Das im November 2022 nach Wien expandierte Startup Liefergrün musste Insolvenz anmelden. Betroffen ist nicht nur die in Wien sitzende Österreich-Tochter des Logistik-Startups, die heute einen Konkursantrag stellte, sondern auch das Mutterunternehmen in Deutschland mit Hauptsitz in Berlin. Die Gründe der Zahlungsunfähigkeit sind unbekannt. Stellungnahmen gibt es bislang keine, heißt es in mehreren deutschen Medien.

Erst 2022 schloss das in Münster gegründete Unternehmen eine Finanzierungsrunde ab – damals mit eCapital, Speedinvest und Norrsken VC und einer Summe von rund zwölf Millionen Euro. Auch das deutsche Logistik-Unternehmen DB Schenker ließ Kapital zufließen.

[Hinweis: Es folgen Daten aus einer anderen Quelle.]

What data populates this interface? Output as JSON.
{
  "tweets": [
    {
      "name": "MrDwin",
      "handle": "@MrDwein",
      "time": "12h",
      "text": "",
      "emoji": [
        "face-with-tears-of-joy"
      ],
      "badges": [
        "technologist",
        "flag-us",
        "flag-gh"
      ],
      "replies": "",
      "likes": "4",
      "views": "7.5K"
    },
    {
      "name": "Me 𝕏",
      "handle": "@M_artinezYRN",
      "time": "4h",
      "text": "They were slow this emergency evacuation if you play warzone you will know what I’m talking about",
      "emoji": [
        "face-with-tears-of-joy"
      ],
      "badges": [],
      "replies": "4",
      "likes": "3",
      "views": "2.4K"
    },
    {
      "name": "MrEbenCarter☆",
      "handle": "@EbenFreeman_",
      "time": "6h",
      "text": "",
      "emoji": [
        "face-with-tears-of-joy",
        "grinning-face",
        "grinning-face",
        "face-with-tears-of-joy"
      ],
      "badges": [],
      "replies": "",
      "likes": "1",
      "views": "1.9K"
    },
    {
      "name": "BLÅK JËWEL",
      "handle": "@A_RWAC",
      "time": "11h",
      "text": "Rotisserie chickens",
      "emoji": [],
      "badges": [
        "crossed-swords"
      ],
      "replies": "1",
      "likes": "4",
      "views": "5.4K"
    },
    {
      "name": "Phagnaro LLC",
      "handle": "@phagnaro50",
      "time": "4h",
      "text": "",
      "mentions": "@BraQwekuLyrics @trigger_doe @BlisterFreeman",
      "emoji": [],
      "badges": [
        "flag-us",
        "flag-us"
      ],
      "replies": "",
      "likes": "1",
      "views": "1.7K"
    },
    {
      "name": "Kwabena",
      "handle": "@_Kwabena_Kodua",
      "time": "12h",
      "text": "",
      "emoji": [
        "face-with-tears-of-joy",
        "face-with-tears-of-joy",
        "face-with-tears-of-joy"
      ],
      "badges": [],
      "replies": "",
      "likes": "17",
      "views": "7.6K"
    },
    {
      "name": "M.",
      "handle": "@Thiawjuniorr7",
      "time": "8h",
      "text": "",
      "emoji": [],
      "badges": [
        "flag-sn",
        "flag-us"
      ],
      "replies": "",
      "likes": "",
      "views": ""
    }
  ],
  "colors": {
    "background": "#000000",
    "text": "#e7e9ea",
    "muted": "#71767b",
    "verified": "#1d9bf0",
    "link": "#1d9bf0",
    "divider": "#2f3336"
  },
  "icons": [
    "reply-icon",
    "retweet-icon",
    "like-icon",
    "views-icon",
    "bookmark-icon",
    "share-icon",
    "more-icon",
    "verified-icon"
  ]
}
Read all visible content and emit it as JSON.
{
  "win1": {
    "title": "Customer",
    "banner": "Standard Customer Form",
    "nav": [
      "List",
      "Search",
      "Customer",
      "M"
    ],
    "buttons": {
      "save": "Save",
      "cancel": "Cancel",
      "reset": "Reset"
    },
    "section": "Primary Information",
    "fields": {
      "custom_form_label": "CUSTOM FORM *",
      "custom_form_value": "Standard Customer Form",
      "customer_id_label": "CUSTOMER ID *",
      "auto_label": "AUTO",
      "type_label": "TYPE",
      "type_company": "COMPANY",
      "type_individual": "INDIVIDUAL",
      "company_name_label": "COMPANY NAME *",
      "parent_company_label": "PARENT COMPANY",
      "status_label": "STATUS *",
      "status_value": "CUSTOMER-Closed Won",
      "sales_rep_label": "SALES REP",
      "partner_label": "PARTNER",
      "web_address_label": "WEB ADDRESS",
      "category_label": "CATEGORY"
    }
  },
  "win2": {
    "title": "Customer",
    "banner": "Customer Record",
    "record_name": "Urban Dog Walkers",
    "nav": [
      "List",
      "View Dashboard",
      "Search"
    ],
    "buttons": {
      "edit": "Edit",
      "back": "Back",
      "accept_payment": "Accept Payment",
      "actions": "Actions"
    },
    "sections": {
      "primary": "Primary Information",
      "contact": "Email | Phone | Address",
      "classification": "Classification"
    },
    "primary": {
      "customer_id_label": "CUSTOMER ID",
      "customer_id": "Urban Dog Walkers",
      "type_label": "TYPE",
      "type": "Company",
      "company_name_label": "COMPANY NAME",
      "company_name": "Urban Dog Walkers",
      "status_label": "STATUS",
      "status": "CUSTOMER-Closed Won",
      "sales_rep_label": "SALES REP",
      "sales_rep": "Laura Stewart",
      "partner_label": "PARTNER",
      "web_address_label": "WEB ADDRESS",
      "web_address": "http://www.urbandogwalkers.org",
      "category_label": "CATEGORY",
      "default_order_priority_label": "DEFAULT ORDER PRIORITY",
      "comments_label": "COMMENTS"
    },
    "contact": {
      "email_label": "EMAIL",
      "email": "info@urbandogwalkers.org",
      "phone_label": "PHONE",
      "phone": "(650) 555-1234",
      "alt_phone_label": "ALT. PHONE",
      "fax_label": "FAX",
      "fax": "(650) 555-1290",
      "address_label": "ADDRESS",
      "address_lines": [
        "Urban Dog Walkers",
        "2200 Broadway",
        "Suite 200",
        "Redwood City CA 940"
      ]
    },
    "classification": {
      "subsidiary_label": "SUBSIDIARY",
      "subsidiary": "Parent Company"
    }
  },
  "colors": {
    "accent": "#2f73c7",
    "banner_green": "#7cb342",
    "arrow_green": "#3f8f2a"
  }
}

Munkeln über Personalveränderungen bei Liefergrün

Liefergrün wurde 2020 von Max Schleper, Robin Wingenbach und Niklas Tauch gegründet. In Anbetracht der Insolvenz herrschen Spekulationen über die etwaigen Einflüsse vergangener Personalveränderungen – so auch über Co-Founder Wingenbach, dessen COO-Tätigkeit im November 2022 von Nils Fischer übernommen wurde. Fischer war zuvor als Investor am Unternehmen beteiligt gewesen.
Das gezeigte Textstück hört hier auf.